Roland Barthes, em sua tese sobre as mitologias modernas, indica, a partir do discurso
publicitário, a maneira como a estética edifica a transcendência, como a superficialidade
midiática se torna profunda e até como “a espuma pode mesmo ser o signo de uma certa
espiritualidade” (BARTHES, 1987, p. 30) - ao desenvolver a sua leitura das campanhas de
saponáceos e detergentes. Há um paradoxo fundamental na forma como o consumo adquire
“espiritualidade”, a partir de sua visualidade: ao mesmo tempo em que se afasta de suas
funções mais “objetivas”, na incorporação de traços humanos e na expressão de promessas
que envolvem afetos, a mercadoria se transforma na resposta material a necessidades e
desejos humanos abstratos. Nesse jogo entre imaginário e real, entre orgânico e inorgânico, a
cultura do consumo se estabelece a partir do cenário social do século XIX e amplia seus
sentidos na contemporaneidade:
A mercadoria retira sua mais-valia afetiva da linguagem da estética e do poder dos olhares amorosos que suscita nos humanos. Fetiche significa conferir vida ao inanimado de forma que a imitação da vida acaba por substituí-la. Trata-se não apenas da confusão entre o real e o imaginário, mas de tomar o inanimado por animado.
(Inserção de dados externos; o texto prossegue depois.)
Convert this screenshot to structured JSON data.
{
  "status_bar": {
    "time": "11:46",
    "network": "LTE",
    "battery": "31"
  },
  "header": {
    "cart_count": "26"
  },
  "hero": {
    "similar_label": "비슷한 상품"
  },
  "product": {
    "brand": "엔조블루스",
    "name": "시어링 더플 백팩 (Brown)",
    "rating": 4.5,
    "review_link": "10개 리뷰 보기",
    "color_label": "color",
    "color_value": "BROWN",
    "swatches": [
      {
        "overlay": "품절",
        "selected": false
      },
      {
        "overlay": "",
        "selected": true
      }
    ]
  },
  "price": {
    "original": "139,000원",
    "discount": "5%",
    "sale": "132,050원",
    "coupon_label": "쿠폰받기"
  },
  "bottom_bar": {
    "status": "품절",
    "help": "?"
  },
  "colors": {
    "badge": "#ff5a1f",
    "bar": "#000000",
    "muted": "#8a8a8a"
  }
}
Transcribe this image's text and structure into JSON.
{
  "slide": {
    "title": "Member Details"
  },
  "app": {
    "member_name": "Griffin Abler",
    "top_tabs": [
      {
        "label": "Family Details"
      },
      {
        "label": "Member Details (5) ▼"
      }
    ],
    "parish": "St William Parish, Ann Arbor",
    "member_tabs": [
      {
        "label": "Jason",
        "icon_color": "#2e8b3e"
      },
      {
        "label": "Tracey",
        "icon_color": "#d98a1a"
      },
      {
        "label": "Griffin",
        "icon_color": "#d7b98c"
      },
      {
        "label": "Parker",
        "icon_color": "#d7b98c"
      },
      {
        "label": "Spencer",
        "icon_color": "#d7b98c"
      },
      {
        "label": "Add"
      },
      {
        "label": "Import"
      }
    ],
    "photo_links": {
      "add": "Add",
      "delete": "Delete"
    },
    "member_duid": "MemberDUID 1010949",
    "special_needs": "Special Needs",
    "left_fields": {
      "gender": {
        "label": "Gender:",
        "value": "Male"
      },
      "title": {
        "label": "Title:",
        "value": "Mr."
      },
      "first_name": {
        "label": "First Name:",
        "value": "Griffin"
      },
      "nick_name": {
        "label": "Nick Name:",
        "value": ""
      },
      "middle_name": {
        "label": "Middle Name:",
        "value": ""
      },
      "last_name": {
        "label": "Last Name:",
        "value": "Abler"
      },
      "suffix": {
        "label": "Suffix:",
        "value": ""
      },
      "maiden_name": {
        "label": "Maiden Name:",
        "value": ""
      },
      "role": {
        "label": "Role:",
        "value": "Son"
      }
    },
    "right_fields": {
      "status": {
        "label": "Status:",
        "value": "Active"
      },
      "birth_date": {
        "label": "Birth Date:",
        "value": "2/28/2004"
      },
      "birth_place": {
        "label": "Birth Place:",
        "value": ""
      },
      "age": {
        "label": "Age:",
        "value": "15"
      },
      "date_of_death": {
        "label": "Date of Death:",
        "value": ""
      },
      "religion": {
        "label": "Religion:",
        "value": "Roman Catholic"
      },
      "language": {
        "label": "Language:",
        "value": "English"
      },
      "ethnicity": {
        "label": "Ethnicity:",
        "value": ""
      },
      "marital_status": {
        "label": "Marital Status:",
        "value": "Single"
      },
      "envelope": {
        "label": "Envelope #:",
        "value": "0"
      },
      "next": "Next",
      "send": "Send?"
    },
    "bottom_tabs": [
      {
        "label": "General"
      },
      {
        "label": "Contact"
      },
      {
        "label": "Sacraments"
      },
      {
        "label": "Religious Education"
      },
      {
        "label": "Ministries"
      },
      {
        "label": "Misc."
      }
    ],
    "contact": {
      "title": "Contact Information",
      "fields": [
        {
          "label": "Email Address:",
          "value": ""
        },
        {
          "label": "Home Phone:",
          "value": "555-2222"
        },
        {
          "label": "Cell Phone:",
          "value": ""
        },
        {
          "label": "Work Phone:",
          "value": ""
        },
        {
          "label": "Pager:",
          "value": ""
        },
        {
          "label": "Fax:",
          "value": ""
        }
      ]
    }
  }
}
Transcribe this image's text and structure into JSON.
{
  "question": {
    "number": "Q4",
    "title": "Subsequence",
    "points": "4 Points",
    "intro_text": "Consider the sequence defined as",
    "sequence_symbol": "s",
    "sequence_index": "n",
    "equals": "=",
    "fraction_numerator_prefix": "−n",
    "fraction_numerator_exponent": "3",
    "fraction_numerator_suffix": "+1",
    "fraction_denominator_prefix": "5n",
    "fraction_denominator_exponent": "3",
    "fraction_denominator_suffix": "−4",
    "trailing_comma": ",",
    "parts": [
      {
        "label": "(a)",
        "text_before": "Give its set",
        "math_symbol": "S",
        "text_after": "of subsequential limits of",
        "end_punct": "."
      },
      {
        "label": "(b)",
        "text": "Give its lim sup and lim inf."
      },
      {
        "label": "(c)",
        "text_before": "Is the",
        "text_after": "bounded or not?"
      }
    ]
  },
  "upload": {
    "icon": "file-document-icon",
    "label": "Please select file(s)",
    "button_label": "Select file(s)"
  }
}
Há nisso uma atmosfera de pesadelo, como nos sonhos com espelhos que, refletidos uns nos outros, criam desorientação, terror e labirintos. Labirintos: desfazem-se os princípios (o logos tranquilizador) de inteligibilidade do mundo. A identidade subjetiva também ela vacila em sósias e fetiches que nos roubam a alma e o destino (MATOS, 2010, p. 139).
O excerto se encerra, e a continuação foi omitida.